Data leaks and PWD

First Published: Wed Oct 19 2022
Last Updated: Wed Oct 19 2022

Soooo, this has not been a good year for data leaks/hijackings/ransoming/etc in Australia.

Of course the biggest by far this year was the Optus hack, with a purported 9.8 million customers and former customers possibly affected. The details nabbed by the hacker/s include names, addresses, date of birth etc. In fact for some Optus customers those details also included their Medicare, Drivers License and Passport numbers, forcing them to get new cards, licenses and passports issued.

Leaving Optus aside, there has been a rash of data breaches, both intentional and accidental.
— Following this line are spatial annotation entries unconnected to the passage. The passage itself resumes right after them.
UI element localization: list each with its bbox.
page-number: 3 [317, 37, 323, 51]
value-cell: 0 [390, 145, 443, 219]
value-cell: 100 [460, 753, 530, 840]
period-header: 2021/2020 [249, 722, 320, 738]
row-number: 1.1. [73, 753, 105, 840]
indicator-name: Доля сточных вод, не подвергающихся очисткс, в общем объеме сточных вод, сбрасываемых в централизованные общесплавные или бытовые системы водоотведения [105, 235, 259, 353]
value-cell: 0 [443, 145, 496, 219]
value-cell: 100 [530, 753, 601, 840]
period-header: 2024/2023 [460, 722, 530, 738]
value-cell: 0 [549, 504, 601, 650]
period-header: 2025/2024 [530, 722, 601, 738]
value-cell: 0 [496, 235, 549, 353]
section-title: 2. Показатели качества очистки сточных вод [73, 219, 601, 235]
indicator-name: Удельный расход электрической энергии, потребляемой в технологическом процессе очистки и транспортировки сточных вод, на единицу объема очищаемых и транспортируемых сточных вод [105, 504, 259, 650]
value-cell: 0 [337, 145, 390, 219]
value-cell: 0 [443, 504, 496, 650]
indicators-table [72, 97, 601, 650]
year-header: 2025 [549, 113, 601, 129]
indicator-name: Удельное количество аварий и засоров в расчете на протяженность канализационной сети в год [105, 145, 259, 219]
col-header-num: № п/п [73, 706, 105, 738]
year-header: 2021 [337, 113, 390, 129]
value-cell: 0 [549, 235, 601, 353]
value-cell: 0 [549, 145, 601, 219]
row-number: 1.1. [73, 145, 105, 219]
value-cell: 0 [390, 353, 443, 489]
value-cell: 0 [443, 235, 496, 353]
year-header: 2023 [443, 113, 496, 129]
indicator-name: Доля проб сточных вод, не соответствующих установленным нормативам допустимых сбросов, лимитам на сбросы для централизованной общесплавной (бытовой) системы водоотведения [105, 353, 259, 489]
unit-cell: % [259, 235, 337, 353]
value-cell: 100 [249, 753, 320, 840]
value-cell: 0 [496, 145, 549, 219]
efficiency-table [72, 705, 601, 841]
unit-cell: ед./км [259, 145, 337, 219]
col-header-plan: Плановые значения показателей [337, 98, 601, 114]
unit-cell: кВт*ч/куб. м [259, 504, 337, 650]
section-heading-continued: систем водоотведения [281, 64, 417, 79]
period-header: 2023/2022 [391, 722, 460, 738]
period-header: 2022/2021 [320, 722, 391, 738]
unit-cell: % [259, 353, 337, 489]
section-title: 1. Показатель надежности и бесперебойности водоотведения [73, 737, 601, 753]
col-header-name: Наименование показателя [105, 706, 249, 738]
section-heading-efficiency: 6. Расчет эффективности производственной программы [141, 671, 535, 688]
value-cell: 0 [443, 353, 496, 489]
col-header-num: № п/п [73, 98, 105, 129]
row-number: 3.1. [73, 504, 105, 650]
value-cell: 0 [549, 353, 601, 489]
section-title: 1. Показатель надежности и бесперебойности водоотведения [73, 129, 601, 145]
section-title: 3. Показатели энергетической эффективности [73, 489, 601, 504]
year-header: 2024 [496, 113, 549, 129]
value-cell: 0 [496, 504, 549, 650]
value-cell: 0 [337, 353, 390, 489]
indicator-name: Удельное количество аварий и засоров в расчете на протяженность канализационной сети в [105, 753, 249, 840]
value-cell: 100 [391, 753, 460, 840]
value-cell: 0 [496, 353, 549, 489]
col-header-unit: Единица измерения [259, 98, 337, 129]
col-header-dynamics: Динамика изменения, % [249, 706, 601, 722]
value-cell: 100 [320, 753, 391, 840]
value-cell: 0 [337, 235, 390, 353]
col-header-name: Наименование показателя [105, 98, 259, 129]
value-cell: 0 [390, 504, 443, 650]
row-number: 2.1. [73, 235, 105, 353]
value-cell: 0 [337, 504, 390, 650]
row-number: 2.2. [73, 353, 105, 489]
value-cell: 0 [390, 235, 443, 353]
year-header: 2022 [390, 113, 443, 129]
From iCare (the NSW Government Insurer) accidentally mailing out the details of 193,000 claimants to the wrong companies/insurance brokers to the deliberate hack of CTARS (a cloud based client management system for health related businesses) and the announcement that it considers all of its data potentially compromised (including the personal and medical details of the clients being managed by CTARS customers).

Oh and of course there's todays announcement that someone is demanding that Medibank Private pay up, or they'll start releasing the medical details of influential people gained through a recent hack.

“We offer to start negotiations in another case we will start realizing our ideas like 1. Selling your Database to third parties 2. But before this we will take 1k most media persons from your database (criteria is: most followers, politicians, actors, bloggers, LGBT activists, drug addictive people, etc) Also we’ve found people with very interesting diagnoses. And we’ll email them their information.”

The last one is interesting and concerning (well they're all concerning) for PWD. The actual threat is is to weaponise the information they claim to have stolen (the SMH hasn't been able to verify at this point whether they have the data). This means taking the most personal information about a person and releasing it in a manner that person has no control over.

For a group of people who traditionally have NOT had great experiences with privacy in the past the thought of someone just dumping their entire medical history on the net for anyone to see is extra confronting.

The CTARS incident also highlights something for me. The NDIS has spawned a mini eco-system of third party providers all aiming to help make things easier for either the participants themselves or those who look after them (CTARS being a good example as many of their clients are NDIS providers). These providers have access to so much information about the participants, from medical conditions, through to enough information on the participants NDIS plans that IF someone got hold of it, they could do some serious damage.

I had a look around the intarwebs this evening to see if I could find anything about standards for data storage and security that the NDIS might impose on providers but I couldn't find anything immediately. I will keep looking, but the closest I've found is this - - which seems to be aimed more at the management level and definitely doesn't seem to hold a  “You must do this” EXCEPT when referring to the various bits of privacy legislation.

I've hammered this out late so might have to tidy up, but will definitely be following this up, because I KNOW there are a lot of PWD who are really worried right now.